Study design and setting

The study was conducted in two wards of Mumbai, India. Mumbai is a metropolis of 21 million people, with nearly half the population living in slums [9]. The prevalence of hypertension in Mumbai is estimated to be 25.9% for adults above 18 years of age [10]. Populations in Mumbai slums are reported to have poor access to diagnosis and underdiagnosis of non-communicable diseases [11, 12]. PATH, a global non-profit organization, had worked with private service providers in the slums of Mumbai through its public private interface agency model to ensure early and accurate diagnosis of tuberculosis, effective case management and successful treatment for patients through universal access to quality services [13]. Detailed description of this model is available elsewhere [14, 15]. The current hypertension control study leveraged PATH’s experience in working with the private providers in Mumbai.

After conducting a scoping exercise in six wards of Mumbai, two wards were selected for the project (Supplementary Fig. 1). The first ward, G-North, was a dense slum cluster with a population of 602,238. The second ward, the N-ward, had sporadic slum clusters and a population of 622,594.

The project conceptual framework was designed to address anticipated challenges to the successful management of hypertension in India’s private sector. A service delivery model was developed with three key interventions as seen in Fig. 1. The project was designed as an iterative model to enable quick operational changes and its adaptation to project activities to maximize impact. The project on-boarded private-sector service providers (doctors, pharmacists and laboratories) in both the wards.

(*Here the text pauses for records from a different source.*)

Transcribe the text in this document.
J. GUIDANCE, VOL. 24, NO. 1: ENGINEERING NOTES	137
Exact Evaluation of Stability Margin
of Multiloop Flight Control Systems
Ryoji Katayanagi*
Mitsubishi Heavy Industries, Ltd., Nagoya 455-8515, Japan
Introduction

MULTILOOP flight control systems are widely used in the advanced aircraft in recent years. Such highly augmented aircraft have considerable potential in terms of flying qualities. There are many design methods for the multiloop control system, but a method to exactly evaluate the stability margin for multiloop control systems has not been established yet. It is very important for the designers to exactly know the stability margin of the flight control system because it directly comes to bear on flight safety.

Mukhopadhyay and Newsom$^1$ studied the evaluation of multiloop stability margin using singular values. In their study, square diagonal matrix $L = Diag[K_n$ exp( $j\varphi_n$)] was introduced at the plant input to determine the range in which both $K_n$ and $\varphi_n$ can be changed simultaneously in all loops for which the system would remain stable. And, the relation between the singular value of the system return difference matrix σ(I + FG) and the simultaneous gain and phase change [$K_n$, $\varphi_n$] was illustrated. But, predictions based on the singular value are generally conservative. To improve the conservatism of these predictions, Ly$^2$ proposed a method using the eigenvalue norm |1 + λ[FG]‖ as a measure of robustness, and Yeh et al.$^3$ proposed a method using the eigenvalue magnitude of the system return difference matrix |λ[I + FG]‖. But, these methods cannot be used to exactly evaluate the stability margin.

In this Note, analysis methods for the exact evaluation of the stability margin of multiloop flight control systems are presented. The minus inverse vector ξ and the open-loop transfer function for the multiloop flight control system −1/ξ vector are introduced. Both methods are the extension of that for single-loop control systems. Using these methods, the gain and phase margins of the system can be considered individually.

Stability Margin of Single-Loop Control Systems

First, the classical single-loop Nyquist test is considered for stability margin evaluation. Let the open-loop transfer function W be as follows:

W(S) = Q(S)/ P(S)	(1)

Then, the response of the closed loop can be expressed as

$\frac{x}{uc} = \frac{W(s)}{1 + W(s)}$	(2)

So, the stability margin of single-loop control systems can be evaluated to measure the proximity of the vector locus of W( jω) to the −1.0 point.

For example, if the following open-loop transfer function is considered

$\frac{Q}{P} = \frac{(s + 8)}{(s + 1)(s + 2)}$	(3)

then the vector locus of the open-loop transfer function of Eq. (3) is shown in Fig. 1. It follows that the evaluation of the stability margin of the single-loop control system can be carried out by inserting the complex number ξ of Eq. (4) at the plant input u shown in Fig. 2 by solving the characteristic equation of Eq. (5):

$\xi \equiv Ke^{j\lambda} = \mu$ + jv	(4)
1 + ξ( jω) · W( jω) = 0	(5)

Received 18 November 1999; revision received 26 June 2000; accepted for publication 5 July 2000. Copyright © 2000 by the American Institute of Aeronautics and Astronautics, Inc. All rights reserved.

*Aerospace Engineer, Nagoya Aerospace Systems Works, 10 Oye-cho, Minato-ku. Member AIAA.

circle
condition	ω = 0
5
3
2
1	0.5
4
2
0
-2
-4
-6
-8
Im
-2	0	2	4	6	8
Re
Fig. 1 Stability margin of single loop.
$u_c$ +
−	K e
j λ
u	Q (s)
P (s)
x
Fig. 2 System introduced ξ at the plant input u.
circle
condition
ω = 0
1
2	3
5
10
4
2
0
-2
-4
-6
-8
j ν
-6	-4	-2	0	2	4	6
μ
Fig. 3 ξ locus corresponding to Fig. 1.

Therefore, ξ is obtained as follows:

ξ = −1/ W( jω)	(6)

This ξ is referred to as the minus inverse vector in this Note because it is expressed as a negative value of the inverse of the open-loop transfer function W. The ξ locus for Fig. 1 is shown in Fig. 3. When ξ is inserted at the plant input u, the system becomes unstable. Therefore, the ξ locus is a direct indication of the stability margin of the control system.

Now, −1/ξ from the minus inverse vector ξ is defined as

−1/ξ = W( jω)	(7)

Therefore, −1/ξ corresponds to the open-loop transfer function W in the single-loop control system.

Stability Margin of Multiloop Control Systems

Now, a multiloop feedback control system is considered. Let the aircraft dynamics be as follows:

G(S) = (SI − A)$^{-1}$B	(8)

Fig. 1: Conceptual framework of the Mumbai hypertension project.
figure 1

The framework describes the underlying challenges in hypertension management in the private sector, the service delivery model, the implementation framework, and the expected outcomes.

Provider selection

We established a network of private practitioners in the study area who reported diagnosing more than ten hypertensive patients a month at baseline and were willing to comply with the study protocols. These included practitioners with Doctor of Medicine (MD), Bachelor of Medicine and Surgery (MBBS) and Ayurveda, Homeopathy and Unani degrees (together termed as AYUSH providers). All practitioners in the study received training on hypertension management according to the study protocols. A validated digital sphygmomanometer was provided to all practitioners. The frequency of follow-up visits depended on the number of patients being enrolled by the practitioners—those who enrolled fewer patients were visited more often. A total of 82 practitioners were enrolled in each ward over the course of the project. Among these, in the lean ward, 60 (73%) were AYUSH, 10 (12%) were MBBS and 12 (15%) were MD providers. In the intensive ward, 44 (54%) were AYUSH, 18 (22%) were MBBS and 20 (24%) were MD providers. Engagement of the private providers in the lean and intensive wards is depicted in Supplementary Fig. 2. Additionally, follow-up activities with empaneled private providers to ensure adherence to protocol are depicted in Supplementary Fig. 3.

Participants were enrolled in the study from January 2019 till February 2020. However, due to the COVID-19 pandemic, follow-ups could not be conducted regularly from February 2020 and the study procedures were stopped. While the project activities continued till February 2020, post November 2019, project activities were gradually phased out.

Project interventions

Different intervention models were implemented in the two wards as shown in Fig. 2.

Fig. 2: Intervention models in lean and intensive wards in the Mumbai hypertension control project.
figure 2

This figure illustrates the interventions offered in the lean and intensive models.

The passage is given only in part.